Puis avec le développement de la peinture à l'huile à partir du XV ème siècle par les frères Van Eyck, la pratique de la peinture à l'encaustique est devenue anecdotique. La peinture à l'huile s'est ensuite largement répandue.   

-Concernant l'époque moderne et contemporaine nous pouvons citer l'utilisation de la peinture à la cire par le peintre surréaliste Victor Brauner mais l'émergence de l'encaustique dans l'art contemporain revient surtout à Jasper Johns avec son célèbre tableau-drapeau Flag puis les  White Flag et Green Target en 1955.

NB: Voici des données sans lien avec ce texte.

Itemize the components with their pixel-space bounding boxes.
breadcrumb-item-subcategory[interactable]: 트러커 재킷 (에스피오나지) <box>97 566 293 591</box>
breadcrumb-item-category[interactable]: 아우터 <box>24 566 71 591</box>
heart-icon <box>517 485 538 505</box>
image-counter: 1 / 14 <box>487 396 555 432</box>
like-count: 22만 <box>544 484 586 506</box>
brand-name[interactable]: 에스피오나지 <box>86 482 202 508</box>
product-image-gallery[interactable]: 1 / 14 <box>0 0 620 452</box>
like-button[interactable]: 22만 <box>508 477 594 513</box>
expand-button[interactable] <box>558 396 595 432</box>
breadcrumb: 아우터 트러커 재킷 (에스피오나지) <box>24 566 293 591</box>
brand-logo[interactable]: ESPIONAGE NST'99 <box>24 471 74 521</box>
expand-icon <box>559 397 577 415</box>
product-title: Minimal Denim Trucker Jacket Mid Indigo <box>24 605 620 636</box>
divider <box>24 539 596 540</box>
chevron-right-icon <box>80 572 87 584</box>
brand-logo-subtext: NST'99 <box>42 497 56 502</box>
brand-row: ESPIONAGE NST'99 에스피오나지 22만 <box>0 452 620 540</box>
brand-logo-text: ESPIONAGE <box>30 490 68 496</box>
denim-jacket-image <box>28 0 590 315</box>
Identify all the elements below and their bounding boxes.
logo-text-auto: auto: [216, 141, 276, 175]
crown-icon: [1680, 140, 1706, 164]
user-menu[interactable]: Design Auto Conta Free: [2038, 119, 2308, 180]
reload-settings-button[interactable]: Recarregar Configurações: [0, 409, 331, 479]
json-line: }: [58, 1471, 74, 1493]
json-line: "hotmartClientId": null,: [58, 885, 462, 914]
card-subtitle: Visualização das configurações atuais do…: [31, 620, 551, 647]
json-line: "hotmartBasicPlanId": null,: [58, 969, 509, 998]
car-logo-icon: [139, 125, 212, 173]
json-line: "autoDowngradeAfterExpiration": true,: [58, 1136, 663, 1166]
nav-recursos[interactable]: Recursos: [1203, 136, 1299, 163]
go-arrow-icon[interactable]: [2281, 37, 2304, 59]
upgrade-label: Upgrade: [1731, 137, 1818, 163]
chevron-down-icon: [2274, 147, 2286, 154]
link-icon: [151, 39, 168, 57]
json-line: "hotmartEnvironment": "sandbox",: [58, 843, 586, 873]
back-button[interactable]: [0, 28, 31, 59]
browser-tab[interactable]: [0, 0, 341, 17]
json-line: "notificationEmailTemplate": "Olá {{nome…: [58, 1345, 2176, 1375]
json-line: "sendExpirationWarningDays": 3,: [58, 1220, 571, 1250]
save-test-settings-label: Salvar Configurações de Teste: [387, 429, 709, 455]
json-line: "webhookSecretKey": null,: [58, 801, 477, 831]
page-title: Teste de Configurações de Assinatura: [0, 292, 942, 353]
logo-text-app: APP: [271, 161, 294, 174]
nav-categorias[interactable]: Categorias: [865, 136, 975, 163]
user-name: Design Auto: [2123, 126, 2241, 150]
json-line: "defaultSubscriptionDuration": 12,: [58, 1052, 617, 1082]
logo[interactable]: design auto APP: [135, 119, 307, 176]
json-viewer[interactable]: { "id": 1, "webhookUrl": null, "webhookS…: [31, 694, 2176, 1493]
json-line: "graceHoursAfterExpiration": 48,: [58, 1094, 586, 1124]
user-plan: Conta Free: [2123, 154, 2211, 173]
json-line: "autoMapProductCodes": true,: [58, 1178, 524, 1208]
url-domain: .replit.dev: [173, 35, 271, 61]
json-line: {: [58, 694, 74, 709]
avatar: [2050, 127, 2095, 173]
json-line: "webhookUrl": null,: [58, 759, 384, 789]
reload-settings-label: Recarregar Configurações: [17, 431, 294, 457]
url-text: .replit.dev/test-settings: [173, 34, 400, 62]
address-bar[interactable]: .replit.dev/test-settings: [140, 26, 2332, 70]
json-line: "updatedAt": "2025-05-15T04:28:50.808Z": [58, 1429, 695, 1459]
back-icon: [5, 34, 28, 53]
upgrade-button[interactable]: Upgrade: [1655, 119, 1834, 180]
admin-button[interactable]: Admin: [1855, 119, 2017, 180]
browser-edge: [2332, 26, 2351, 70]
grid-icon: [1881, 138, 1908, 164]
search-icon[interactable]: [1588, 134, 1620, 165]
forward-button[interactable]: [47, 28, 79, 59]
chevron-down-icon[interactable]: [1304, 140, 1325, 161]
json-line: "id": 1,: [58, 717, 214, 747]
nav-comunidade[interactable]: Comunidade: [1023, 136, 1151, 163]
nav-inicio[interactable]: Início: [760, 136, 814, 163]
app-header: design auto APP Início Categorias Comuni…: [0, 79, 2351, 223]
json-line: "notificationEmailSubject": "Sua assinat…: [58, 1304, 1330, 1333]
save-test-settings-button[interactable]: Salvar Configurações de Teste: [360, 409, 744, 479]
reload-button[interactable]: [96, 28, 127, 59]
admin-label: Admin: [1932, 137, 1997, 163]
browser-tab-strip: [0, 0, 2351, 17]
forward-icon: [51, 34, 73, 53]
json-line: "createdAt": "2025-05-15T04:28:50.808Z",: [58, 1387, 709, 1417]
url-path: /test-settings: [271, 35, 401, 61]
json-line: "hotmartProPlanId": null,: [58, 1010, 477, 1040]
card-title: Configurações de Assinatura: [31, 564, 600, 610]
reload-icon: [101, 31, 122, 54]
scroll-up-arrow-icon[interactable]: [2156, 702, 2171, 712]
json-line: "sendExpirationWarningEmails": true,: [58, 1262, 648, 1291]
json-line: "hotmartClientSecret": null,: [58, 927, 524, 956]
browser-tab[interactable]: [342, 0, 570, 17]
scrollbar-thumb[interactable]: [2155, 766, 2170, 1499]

-Actuellement les principaux représentants de la peinture à l'encaustique sont Philippe Cognée (France) avec ses monumentales vues de Google Earth en 2007 ou sa série Carcasses en 2003, Alexandre Masino (Canada) ou Joanne Mattera et Lisa Pressman de New-York. Il y en beaucoup d'autres comme Pierre Converset (France) ou outre-atlantique qui enseignent chez R&F (Cynthia Winika, Laura Moriarty...) ou présentés dans le livre de Joanne Mattera (voir bibliographie) qui est mon ouvrage de référence depuis 4 ans.

Il est à noter que ce mouvement de peinture à l'encaustique, sans se limiter strictement à cette technique ni à une dénomination de "peinture encaustique", est présent depuis une vingtaines d'années dans l'art abstrait contemporain au Canada et aux Etats-Unis.

Sources Internet :

Bibliographie:

CARPENTIER, Paul: Notes sur la peinture à la cire cautérisée ou procédé encaustique, d'après les laborieuses recherches de Paillot de Montabert, Paris, 1875.

HAUSTEIN-BARTSCH, Eva: Icônes, Norbert Wolf Ed., Taschen, Cologne, 2008.

LOMBARD, Emile: Prestige de l'encaustique : protéisme des couleurs et des formes par l'encaustique, Paris, 1964.

MATTERA, Joanne: The Art of Encaustic Painting : Contemporary Expression in the Ancient Medium of Pigmented Wax, Watson-Guptill Ed., New-York, 2001.

WEITZMANN, Kurt: The monastery of Saint-Catherine at mount Sinai : the icons : from the 6th to the 10th century, Princeton University Press, Princeton, 1976.